I have columns of data that are of the form:

A1: "IDjohn / 35.00 / california"
A2: "IDmike / 25.00 / oregon"
A3: "IDrebecca / 40.00 / ohio"
B1: "IDchang / 20.00 / washington"
B2: "IDwill / 25.00 / delaware"

Each cell is quite dense with info. I'm trying to find a formula that would summarize a whole column after extracting the number between the slashes. So the summation of column A would result in 100.00 and the summation of column B would result in 45.00.

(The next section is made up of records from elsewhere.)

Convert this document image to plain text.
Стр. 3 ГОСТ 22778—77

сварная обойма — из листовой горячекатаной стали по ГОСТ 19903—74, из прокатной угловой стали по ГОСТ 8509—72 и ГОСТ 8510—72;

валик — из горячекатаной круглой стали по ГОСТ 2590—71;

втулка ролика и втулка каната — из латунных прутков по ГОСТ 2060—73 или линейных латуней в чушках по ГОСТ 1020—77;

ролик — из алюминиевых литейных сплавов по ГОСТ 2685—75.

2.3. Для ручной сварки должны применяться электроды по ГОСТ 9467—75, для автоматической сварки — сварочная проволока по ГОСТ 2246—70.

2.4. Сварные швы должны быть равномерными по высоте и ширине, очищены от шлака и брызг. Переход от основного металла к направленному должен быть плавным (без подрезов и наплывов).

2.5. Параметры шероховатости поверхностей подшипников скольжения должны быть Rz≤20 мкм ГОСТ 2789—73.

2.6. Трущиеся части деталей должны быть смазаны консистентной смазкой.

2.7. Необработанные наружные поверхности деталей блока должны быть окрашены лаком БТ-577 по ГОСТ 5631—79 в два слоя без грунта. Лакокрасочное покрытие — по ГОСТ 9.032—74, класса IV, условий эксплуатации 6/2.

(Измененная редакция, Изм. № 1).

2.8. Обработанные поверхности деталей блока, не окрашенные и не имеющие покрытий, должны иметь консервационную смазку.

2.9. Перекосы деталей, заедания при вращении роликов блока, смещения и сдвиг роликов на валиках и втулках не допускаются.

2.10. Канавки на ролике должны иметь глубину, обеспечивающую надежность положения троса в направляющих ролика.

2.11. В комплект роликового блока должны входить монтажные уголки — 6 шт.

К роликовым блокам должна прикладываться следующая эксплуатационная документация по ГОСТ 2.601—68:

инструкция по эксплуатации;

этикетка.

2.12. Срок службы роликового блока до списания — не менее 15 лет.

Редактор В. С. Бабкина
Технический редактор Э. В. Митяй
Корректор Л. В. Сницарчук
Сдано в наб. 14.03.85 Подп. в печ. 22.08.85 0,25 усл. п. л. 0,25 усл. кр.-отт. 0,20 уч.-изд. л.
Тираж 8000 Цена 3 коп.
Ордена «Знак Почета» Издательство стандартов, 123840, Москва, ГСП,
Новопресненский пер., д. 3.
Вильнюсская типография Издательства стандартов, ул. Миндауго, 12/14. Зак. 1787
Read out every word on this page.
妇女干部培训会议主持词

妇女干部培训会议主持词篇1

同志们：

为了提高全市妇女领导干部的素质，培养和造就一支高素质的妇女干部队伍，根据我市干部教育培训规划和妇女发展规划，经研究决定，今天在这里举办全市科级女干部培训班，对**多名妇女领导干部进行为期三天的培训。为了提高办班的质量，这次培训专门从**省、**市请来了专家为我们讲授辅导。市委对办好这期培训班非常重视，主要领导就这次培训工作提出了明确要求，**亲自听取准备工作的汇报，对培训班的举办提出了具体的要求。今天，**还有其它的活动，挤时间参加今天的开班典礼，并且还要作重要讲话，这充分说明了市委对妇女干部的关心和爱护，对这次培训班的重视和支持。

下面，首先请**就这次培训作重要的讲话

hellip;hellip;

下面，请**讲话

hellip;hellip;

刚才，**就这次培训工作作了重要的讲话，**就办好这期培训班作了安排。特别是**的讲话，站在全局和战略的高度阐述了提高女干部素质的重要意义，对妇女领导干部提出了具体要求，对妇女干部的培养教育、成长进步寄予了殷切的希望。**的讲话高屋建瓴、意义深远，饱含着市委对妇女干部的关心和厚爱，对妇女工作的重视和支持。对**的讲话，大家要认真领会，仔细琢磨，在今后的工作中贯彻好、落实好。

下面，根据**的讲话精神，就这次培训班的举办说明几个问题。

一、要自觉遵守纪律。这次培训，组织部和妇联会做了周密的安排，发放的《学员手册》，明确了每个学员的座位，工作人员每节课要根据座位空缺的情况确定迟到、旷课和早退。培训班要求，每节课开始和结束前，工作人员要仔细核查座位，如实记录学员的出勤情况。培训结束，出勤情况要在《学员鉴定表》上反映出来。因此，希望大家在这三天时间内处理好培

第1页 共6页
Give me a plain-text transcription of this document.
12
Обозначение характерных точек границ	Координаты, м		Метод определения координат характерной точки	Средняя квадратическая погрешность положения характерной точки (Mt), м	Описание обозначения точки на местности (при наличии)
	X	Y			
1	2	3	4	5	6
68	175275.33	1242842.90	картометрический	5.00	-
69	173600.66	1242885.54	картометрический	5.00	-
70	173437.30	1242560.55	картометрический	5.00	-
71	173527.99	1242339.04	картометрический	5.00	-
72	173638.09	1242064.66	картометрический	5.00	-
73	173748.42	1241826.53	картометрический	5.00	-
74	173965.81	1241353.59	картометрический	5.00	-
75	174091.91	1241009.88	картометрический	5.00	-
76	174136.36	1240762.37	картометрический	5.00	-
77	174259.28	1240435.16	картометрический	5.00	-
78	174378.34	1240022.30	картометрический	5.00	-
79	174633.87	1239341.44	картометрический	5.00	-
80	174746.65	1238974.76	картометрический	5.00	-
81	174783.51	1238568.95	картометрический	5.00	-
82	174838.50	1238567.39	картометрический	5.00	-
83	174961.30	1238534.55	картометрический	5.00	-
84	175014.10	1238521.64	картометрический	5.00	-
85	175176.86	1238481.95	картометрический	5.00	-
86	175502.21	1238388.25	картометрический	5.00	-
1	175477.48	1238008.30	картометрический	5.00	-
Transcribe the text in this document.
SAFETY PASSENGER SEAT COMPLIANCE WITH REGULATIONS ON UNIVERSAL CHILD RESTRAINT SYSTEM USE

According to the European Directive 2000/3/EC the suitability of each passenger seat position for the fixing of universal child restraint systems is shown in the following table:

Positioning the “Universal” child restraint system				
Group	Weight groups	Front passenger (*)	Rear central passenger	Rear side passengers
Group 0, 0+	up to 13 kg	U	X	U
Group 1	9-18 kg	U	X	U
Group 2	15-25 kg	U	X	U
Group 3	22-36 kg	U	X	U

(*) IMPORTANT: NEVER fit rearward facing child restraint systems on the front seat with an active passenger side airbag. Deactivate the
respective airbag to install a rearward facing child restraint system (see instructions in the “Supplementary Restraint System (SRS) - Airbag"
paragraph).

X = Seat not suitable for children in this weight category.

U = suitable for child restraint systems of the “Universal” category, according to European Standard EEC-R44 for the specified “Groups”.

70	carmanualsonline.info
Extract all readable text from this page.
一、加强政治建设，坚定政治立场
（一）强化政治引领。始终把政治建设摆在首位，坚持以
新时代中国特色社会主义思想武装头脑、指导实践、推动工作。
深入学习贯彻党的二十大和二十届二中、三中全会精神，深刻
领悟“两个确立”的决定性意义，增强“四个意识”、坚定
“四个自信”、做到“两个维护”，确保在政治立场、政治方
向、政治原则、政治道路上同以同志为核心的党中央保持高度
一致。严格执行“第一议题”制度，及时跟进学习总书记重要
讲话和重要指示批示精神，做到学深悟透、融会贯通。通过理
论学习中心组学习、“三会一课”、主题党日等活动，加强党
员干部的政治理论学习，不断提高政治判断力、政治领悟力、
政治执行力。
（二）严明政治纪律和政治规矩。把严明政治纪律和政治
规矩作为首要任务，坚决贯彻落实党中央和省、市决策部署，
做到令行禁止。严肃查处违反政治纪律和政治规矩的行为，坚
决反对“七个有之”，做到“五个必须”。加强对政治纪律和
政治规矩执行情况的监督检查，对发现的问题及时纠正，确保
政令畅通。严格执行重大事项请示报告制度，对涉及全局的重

Is such a thing possible? Or do I need to rework the data format into a more parse-able format?

Best Answer

Use regexextract like

=arrayformula(sum(0+iferror(regexextract(A1:A3, "[\d\,\.]+"))))

How this works:

  • Regular expression extracts the first group of characters that consists of digits 0-9 commas or dots (such as 12,345.67, or 1.23, or just 1). This is a basic number match, you may need a stricter number regular expression.

  • The wrapper iferror is needed in case there is no such group (maybe the cell is empty), because regexextract has the annoying habit of showing #N/A instead of just giving an empty string.

  • Adding 0 forces Sheets to treat the result as a number.

  • Arrayformula and sum perform the summation over a range after running the formula.

A slightly shorter alternative is regexreplace:

=arrayformula(sum(0+regexreplace(A1:A3, "[^\d\,\.]", "")))

Here, regexreplace removes everything that is not a digit or period. An advantage is that there can be no error thrown. A disadvantage is that there is a greater chance of getting wrong results if, say, the third column has some digits 0-9 in it. Those digits would get appended to the number you want.